Figure 1. 4-DAPA and 6-DMNA can be modeled into the P1 pocket of DR1 without major distortion.

(a) Chemical structures of DANA, 4-DAPA and 6-DMNA. (b) In the crystal structure of the DR1-HA peptide complex, a tyrosine residue is buried deep into the hydrophobic P1 pocket ⁵. DANA, 4-DAPA and 6-DMNA were modeled in silico into this pocket in place of tyrosine.
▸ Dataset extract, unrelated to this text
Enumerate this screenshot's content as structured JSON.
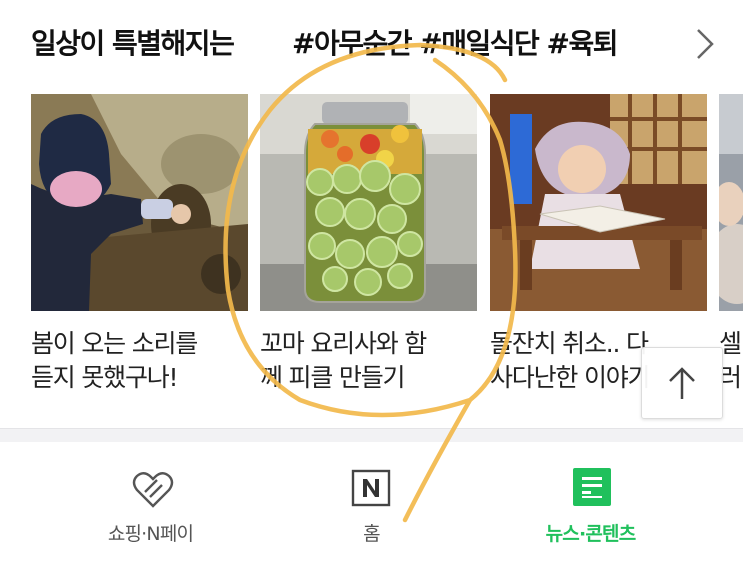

Residues shown lining the pocket are (clockwise from upper right) Pheα54, Pheα32, Trpα43 (behind), Ileα7, Trpβ153, Pheα48, Thrβ90, Valβ91, Tyrβ83, Glyβ86, and Valβ85. The side chains of Asnβ82 and Hisβ81 (upper left) form hydrogen bonds with the peptide main chain at the mouth of the P1 pocket. Other residues lining the pocket but not shown are Pheα24, Pheα26, and Pheα48 (c) Binding of fluorogenic peptides to DR1 assessed using a competitive binding assay. DR1 was incubated with biotin-HA peptide and various concentrations of unlabelled inhibitor peptides, with biotin-HA binding quantified by a sandwich ELISA assay using streptavidin alkaline phosphatase. Binding of Fmoc-(4-DAPA) was assessed to evaluate non-specific binding of the fluorophore. IC50 values for these and other peptides (Supplementary Table I online) were determined as described (Supplementary Methods online).